Many parents think their kids aren’t at risk because they’re not sexually active. They also worry the vaccine will remove their teen’s fear of having sex, Heid said.
After talking with Heid about the benefits of the vaccine, though, most parents come around. “The teenagers aren’t thrilled about getting shots, but the parents understand this is something that’s important for society and most parents are choosing to get the vaccine,” he said.
Brenda Gillas urged Addie to get the vaccine after losing several people to cancer in a six-month span. Even though she worried about people connecting the vaccine to sexual activity, she wanted to protect her daughter from cancer.
After hearing the benefits of immunization, Addie was happy to be vaccinated — regardless of the stigma.
“I know I’m not having sex, so it doesn’t bother me,” Addie said. “I know the benefits outweigh the risk of people saying, ‘Oh, you’re having sex.’
“I think it was a good thing, and I don’t care what people think,” she added.
HPV infection common
Human papillomaviruses are common viruses that can cause warts. More than 100 strains of HPV exist. Most are harmless, but can cause warts on different parts of the body, including the feet, hands and face, according to the Mayo Clinic.
However, more than 40 strains of HPV can infect the genital areas of men and women when transmitted through genital contact, most often during vaginal and anal sex. HPV can also be transmitted through oral sex, causing infection in the mouth and throat, according to the Centers for Disease Control and Prevention.
Genital HPV is the most common sexually transmitted infection. HPV is so common, nearly all sexually active men and women get it at some point in their lives. In most cases, HPV goes away before causing any health problems, and most people don’t even know they have it. In 90 percent of cases, the HPV infection goes away on its own within two years, according to the CDC.
But sometimes the infections can cause health problems, such as genital warts and cervical cancer. Other less common cancers associated with HPV include cancer of the vulva, vagina, penis and anus, according to the CDC.
Each year, about 19,000 cancers caused by HPV occur in women, with cervical cancer being the most common. About 8,000 cancers caused by HPV occur each year in men, with oropharyngeal (throat) cancers being the most common, according to the CDC.
In 2006, the U.S. Food and Drug Administration approved the first vaccine to protect against certain strains of HPV. The vaccines, which are given in a series of three shots over six months, protect against two of the most common strains that cause cervical cancer and two of the most common strains that cause external warts.
The national Advisory Committee on Immunization Practices recommends HPV vaccines for girls and boys ages 11 and 12. If they aren’t fully immunized by age 12, the committee recommends that girls and women through age 26 and boys and men through age 21 get the vaccine.
The focus is on teenage girls because the cervix is more susceptible to HPV at a younger age, Heid said. By age 30, the cervix isn’t very susceptible to the infection, which is why they don’t vaccinate women older than 26, he said.

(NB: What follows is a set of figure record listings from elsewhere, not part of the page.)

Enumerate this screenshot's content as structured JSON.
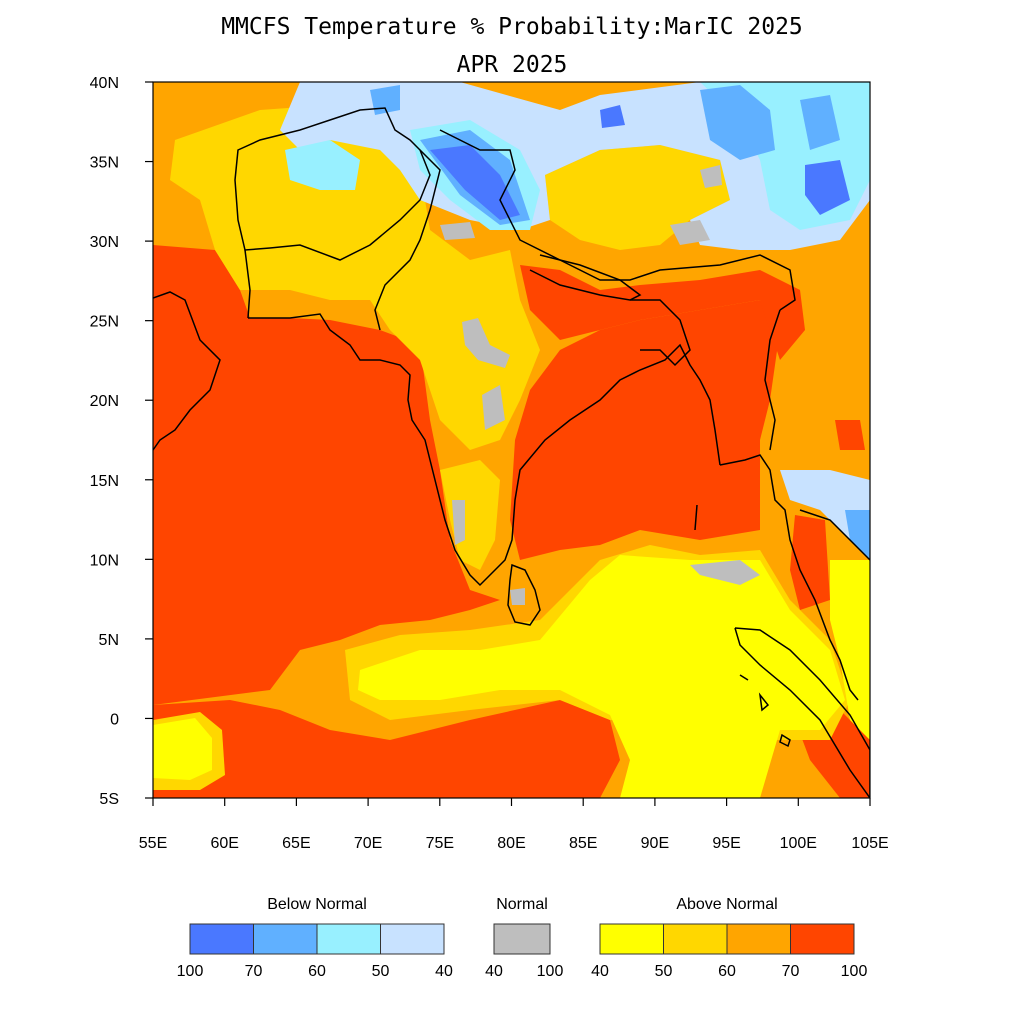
{
  "title": "MMCFS Temperature % Probability:MarIC 2025",
  "subtitle": "APR 2025",
  "axes": {
    "lon_min": 55,
    "lon_max": 105,
    "lat_min": -5,
    "lat_max": 40,
    "x_ticks": [
      {
        "value": 55,
        "label": "55E"
      },
      {
        "value": 60,
        "label": "60E"
      },
      {
        "value": 65,
        "label": "65E"
      },
      {
        "value": 70,
        "label": "70E"
      },
      {
        "value": 75,
        "label": "75E"
      },
      {
        "value": 80,
        "label": "80E"
      },
      {
        "value": 85,
        "label": "85E"
      },
      {
        "value": 90,
        "label": "90E"
      },
      {
        "value": 95,
        "label": "95E"
      },
      {
        "value": 100,
        "label": "100E"
      },
      {
        "value": 105,
        "label": "105E"
      }
    ],
    "y_ticks": [
      {
        "value": 40,
        "label": "40N"
      },
      {
        "value": 35,
        "label": "35N"
      },
      {
        "value": 30,
        "label": "30N"
      },
      {
        "value": 25,
        "label": "25N"
      },
      {
        "value": 20,
        "label": "20N"
      },
      {
        "value": 15,
        "label": "15N"
      },
      {
        "value": 10,
        "label": "10N"
      },
      {
        "value": 5,
        "label": "5N"
      },
      {
        "value": 0,
        "label": "0"
      },
      {
        "value": -5,
        "label": "5S"
      }
    ]
  },
  "colors": {
    "below_70_100": "#4a78ff",
    "below_60_70": "#60b0ff",
    "below_50_60": "#98f0ff",
    "below_40_50": "#c8e2ff",
    "normal": "#bebebe",
    "above_40_50": "#ffff00",
    "above_50_60": "#ffd700",
    "above_60_70": "#ffa500",
    "above_70_100": "#ff4500",
    "outline": "#000000"
  },
  "legend": {
    "groups": [
      {
        "name": "Below Normal",
        "swatches": [
          "#4a78ff",
          "#60b0ff",
          "#98f0ff",
          "#c8e2ff"
        ],
        "labels": [
          "100",
          "70",
          "60",
          "50",
          "40"
        ]
      },
      {
        "name": "Normal",
        "swatches": [
          "#bebebe"
        ],
        "labels": [
          "40",
          "100"
        ]
      },
      {
        "name": "Above Normal",
        "swatches": [
          "#ffff00",
          "#ffd700",
          "#ffa500",
          "#ff4500"
        ],
        "labels": [
          "40",
          "50",
          "60",
          "70",
          "100"
        ]
      }
    ]
  }
}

As for immunizing boys, Heid said, the idea is to reduce the number of carriers. Males carry and transmit HPV, though they rarely experience symptoms. Immunization prevents males from passing the infection to their partners, Heid said.
A recent study by the CDC found the immunization efforts appear to be paying off.
The study found that since the HPV vaccine was introduced, the prevalence of infections by the HPV strains targeted by the vaccines has decreased 56 percent among teenage girls.
“In six years, that we’re already seeing it cut the HPV infection rate in half in teenagers is phenomenal,” Heid said.
Addie said she hopes more people get vaccinated and wants to see the stigma diminish.
“Don’t judge people who get it,” she said. “It’s not like they got it to have sex or because they’re having sex. They got it because they want to be safe.”